12 Eylül 2024 Perşembe

Çiçeği Burnunda Bir Amirin Serüveni (6)

Mesaiye riayet konusunda çok hassastı. Bazı zamanlar mesai başlamadan kalkar. Tam 08.00'de tüm katı dolaşarak odalara girer. Hangi koltuk boş tespiti yapar. Sonra makamına geçer. 

Zamanında mesaiye gelmeyenler arasında kendi koruması da vardır. 

Koruması göreve geldikten sonra korumayı tüm kurumlara gönderir. Bundan sonra mesaiye geç gelme olmayacak uyarısında bulundurur.

Hala yeni gelenler varsa merdiven başında beklemesini, kim hangi dakikada gelmişse not almasını ister. Güvenlik de merdivende durur. Üç dakika geç kaldın, on dakika geç kaldın diye el kol işareti yapar ve kara listeye isimleri ekler. 

Güvenliğin uyarısını yeterli görmez ki akşam 16.30'da mesaiye geç gelenlerin makam önünde toplanması emrini verir. 

Bir yarım saat sonra içlerinde daire amirlerinin de olduğu kişileri makamına alır. Geç kalmayacaksınız bundan sonra der birkaç defa. Ardından "Sabahın sekizinde dikti demiş içinizden biri. O hanginiz" diye  sorar. Kimseden cevap çıkmaz. İstihbaratının güçlü ve her şeyden haberinin olduğunu söyler. İyi de istihbaratı güçlü ise sekizde dikti diyeni de öğrenmiş olması gerekmez miydi. Yine kah korumasını kurumlara gönderip bir daha gecikmeyin diyeceğine kah makamına çağırıp bir daha gecikme olmasın diyeceğine, gecikenlerden savunmasını alsa daha iyi olmaz mıydı. 

Neyse biz devam edelim mesaiye özen gösteren mülki amire. 

Birkaç gün sonra hizmetlisine talimat verir. Tam 08.00’de şu kurumu ara. Daire amiri gelmiş mi öğren der. kurumu ara. Hizmetli de müftünün gelip gelmediğini telefon açarak sorar.

Aradan bir hafta geçer ki bilgi vermek için saat 11.00 sularında bir kurumdan bir görevli mülki amirle görüşmek ister ama görüşemez. Çünkü mülki amir o vakitte kahvaltısını yapıyor. 

Mesaiye riayeti personelinden isteyen, bunu sık sık yineleyen mülki amir aynı zamanda yürümeyi de sever.

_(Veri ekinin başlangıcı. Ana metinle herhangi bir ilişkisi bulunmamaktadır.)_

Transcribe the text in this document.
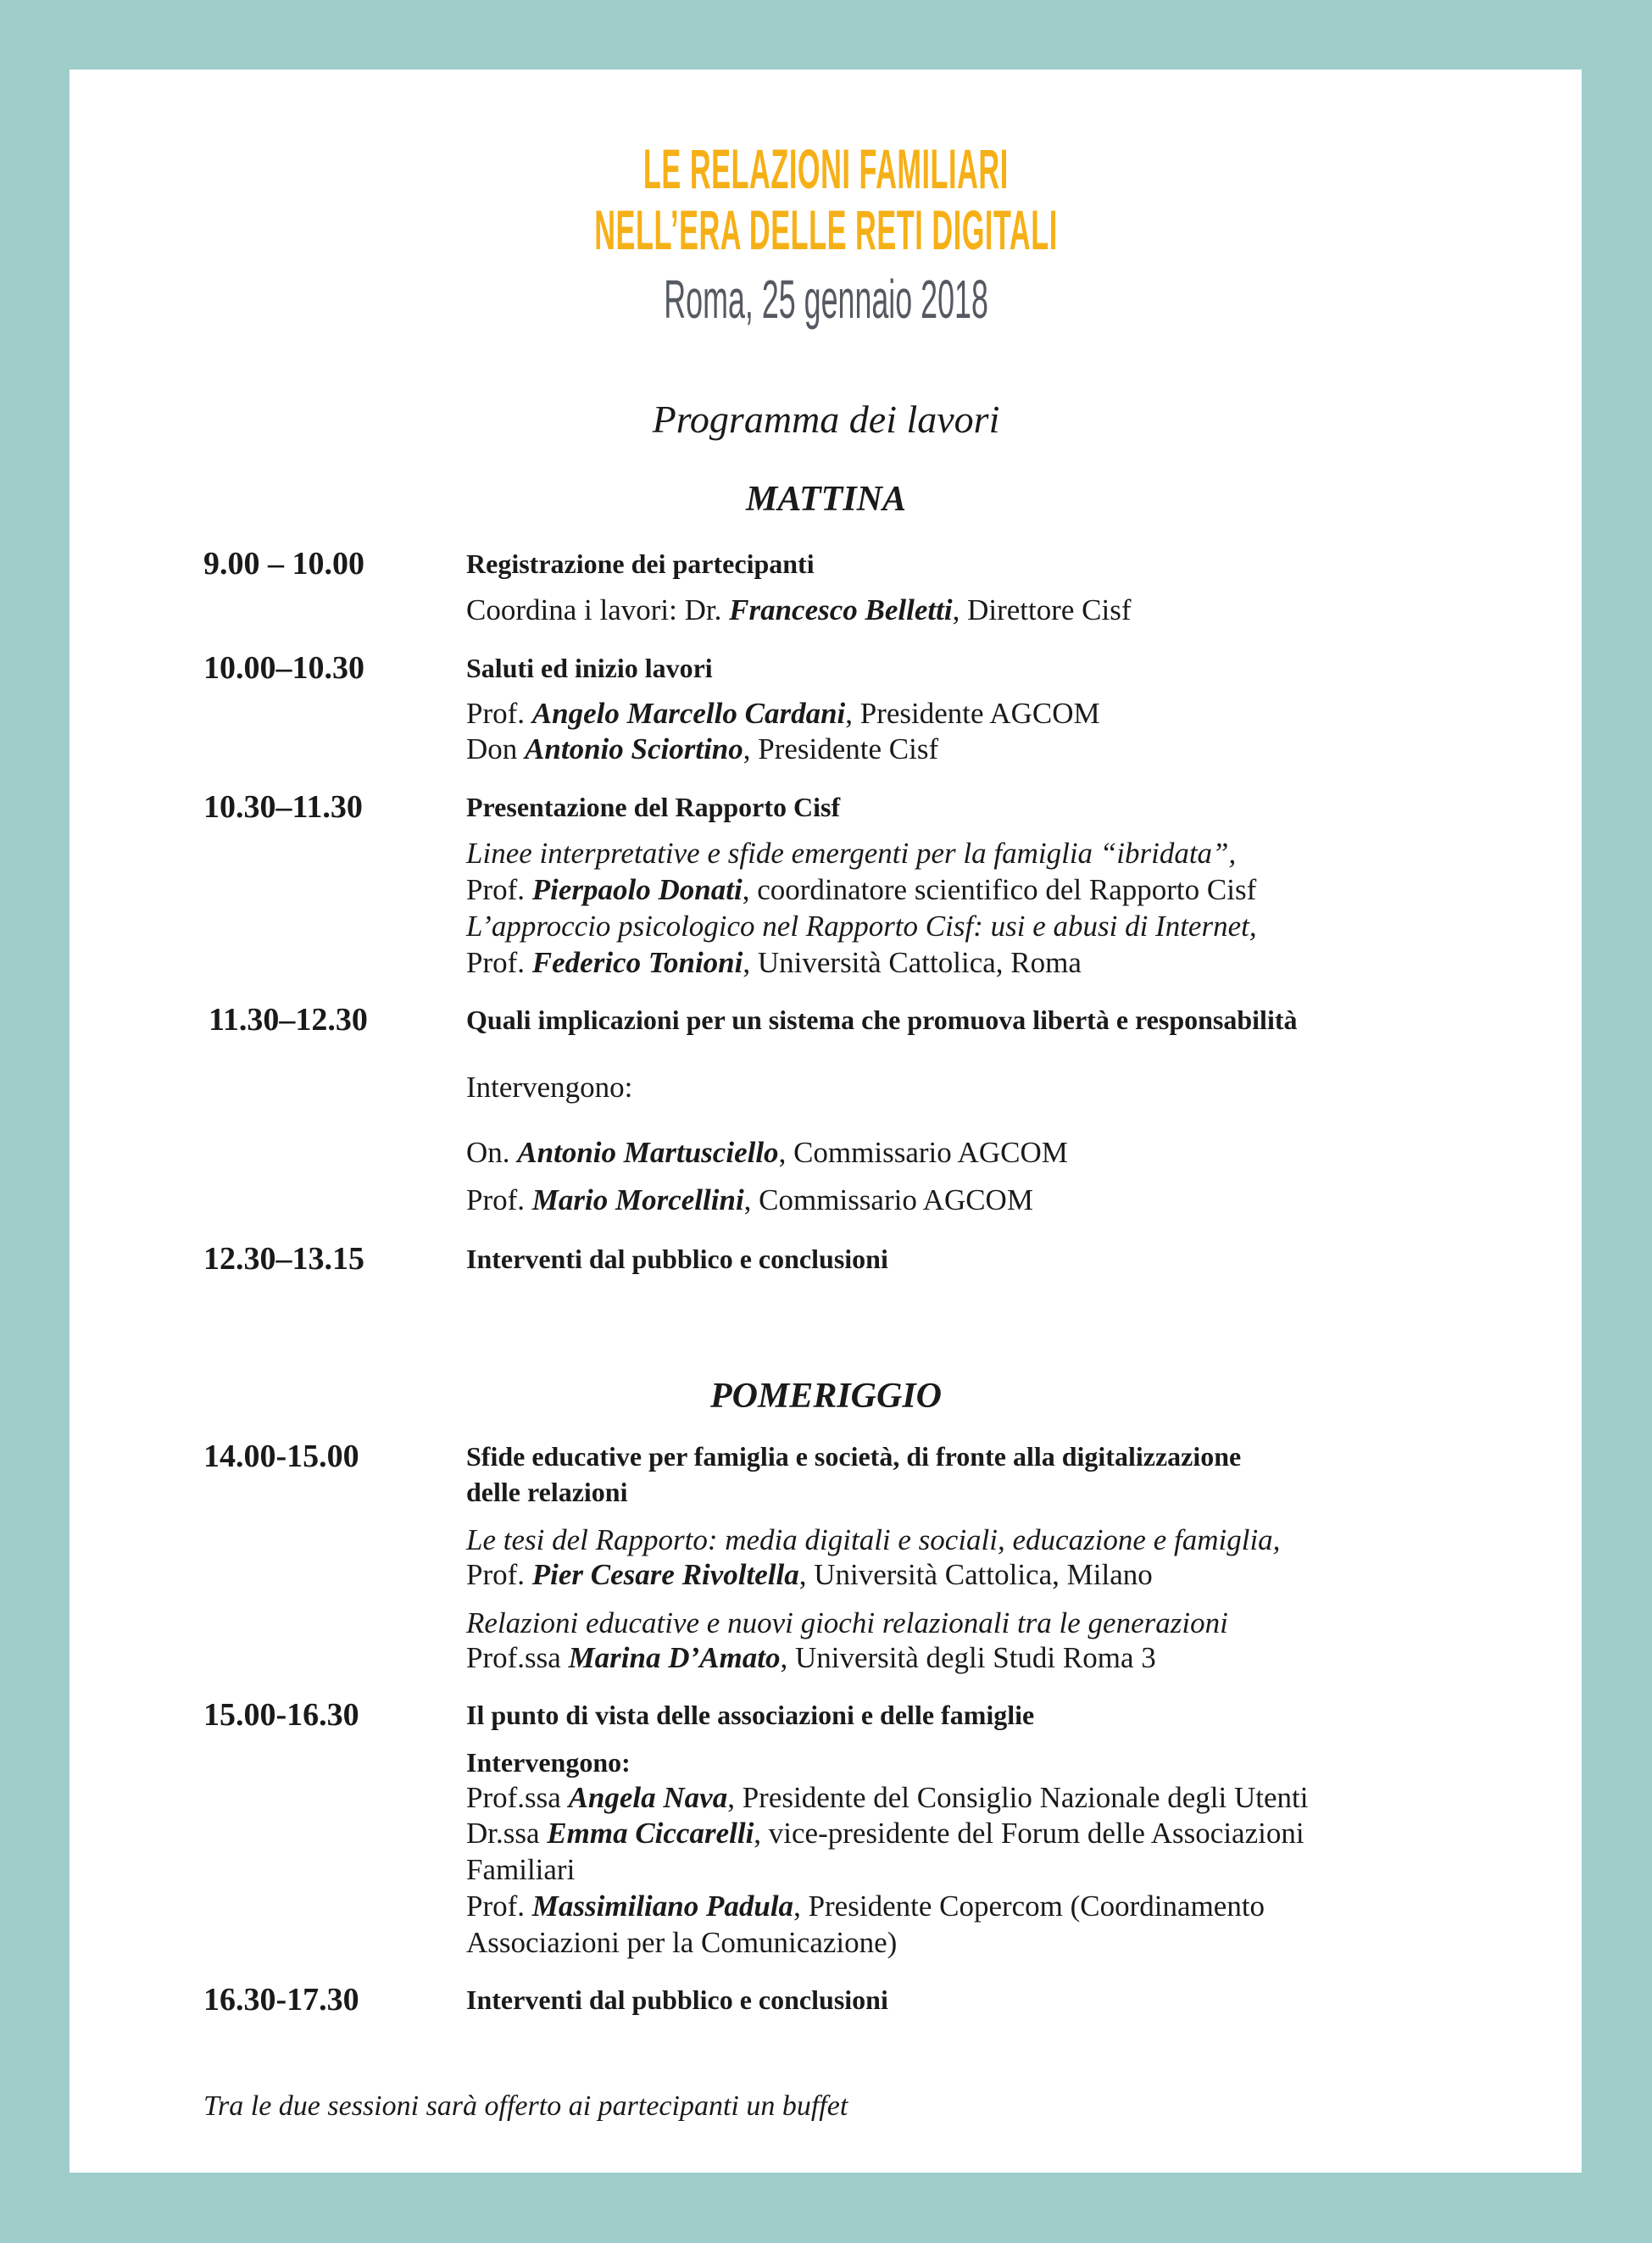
LE RELAZIONI FAMILIARI
NELL’ERA DELLE RETI DIGITALI
Roma, 25 gennaio 2018
Programma dei lavori
MATTINA
9.00 – 10.00	Registrazione dei partecipanti
Coordina i lavori: Dr. Francesco Belletti, Direttore Cisf
10.00–10.30	Saluti ed inizio lavori
Prof. Angelo Marcello Cardani, Presidente AGCOM
Don Antonio Sciortino, Presidente Cisf
10.30–11.30	Presentazione del Rapporto Cisf
Linee interpretative e sfide emergenti per la famiglia “ibridata”,
Prof. Pierpaolo Donati, coordinatore scientifico del Rapporto Cisf
L’approccio psicologico nel Rapporto Cisf: usi e abusi di Internet,
Prof. Federico Tonioni, Università Cattolica, Roma
11.30–12.30	Quali implicazioni per un sistema che promuova libertà e responsabilità
Intervengono:
On. Antonio Martusciello, Commissario AGCOM
Prof. Mario Morcellini, Commissario AGCOM
12.30–13.15	Interventi dal pubblico e conclusioni
POMERIGGIO
14.00-15.00	Sfide educative per famiglia e società, di fronte alla digitalizzazione
delle relazioni
Le tesi del Rapporto: media digitali e sociali, educazione e famiglia,
Prof. Pier Cesare Rivoltella, Università Cattolica, Milano
Relazioni educative e nuovi giochi relazionali tra le generazioni
Prof.ssa Marina D’Amato, Università degli Studi Roma 3
15.00-16.30	Il punto di vista delle associazioni e delle famiglie
Intervengono:
Prof.ssa Angela Nava, Presidente del Consiglio Nazionale degli Utenti
Dr.ssa Emma Ciccarelli, vice-presidente del Forum delle Associazioni
Familiari
Prof. Massimiliano Padula, Presidente Copercom (Coordinamento
Associazioni per la Comunicazione)
16.30-17.30	Interventi dal pubblico e conclusioni
Tra le due sessioni sarà offerto ai partecipanti un buffet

Bazı günlerde yanına yazı işleri müdürünü ve iki kurum amirini de alır. Amirlerden birini sağlıkçıdan, diğerini de doğayı bilen tarımcıdan seçer. Öyle ya rahatsızlanırsa biri muayene edecek, diğeri de dağ yolunu gösterecek, yazı işleri müdürü de dağdan emir verecekse onu ilgili kurum amirine duyuracak.

Yürüyüşe de makamdan yürüyerek gitmiyor. Belli bir yere kadar makam aracı onları taşıyor. Tıpkı yürüyüşe gidenlerin evden çıkınca asansöre bindiği ve yürüyüş parkuruna kadar da arabasıyla gittiği gibi.

Mesaide hassas olduğuna göre sanırsın ki bu doğa yürüyüşünü mesaiden sonra yapıyor. Mesainin içinde yapıyor. Üstelik bunu bir değil, kaç defa yapıyor. Sakın bu ne lahana turşusu demeyin. İlçenin tek sorumlusu. Ne yapsa yeridir. Kime ne, ne zaman gideceği.

Bu doğa yürüyüşü öyle bir iki saat sürmez. Saatleri bulur. Çünkü yürüyecekler, yorulunca oturup dinlenecekler. Bir şeyler yiyip içecekler.

Sağlıkçı ilçenin tek uzmanı. Uzman doktorun yazması gereken tüm ilaçları bu uzman yazıyor. Uzman doktor yürüyüşe gidince haliyle muayeneye ve ilaç yazdırmaya gelenler de geri döner. Doktor nerede diye soranlara yürüyüşe gitti denilmez. Ya toplantıda ya da bugün muayenesi yok denir. Bu durum hastaların kaç defa başına gelir.

Hastalık beklemeye gelmez demeyin. Sağlık için yürümek de önemli. Sonra bu konularda yalan söylemede bir sakınca olmaz herhalde.

Mülki amirle görüşmeye gelen olursa geri dönecek, imzalanacak evrak varsa bekleyecek. Öyle ya günün arkası bugün mü sanki. Sonra mülki amirin mesai saatleri içerisinde yürümeye hakkı yok mu? Personel 08.00-17.00 mesaisi yapacak, o ise dağ bayır gezip dolaşacak.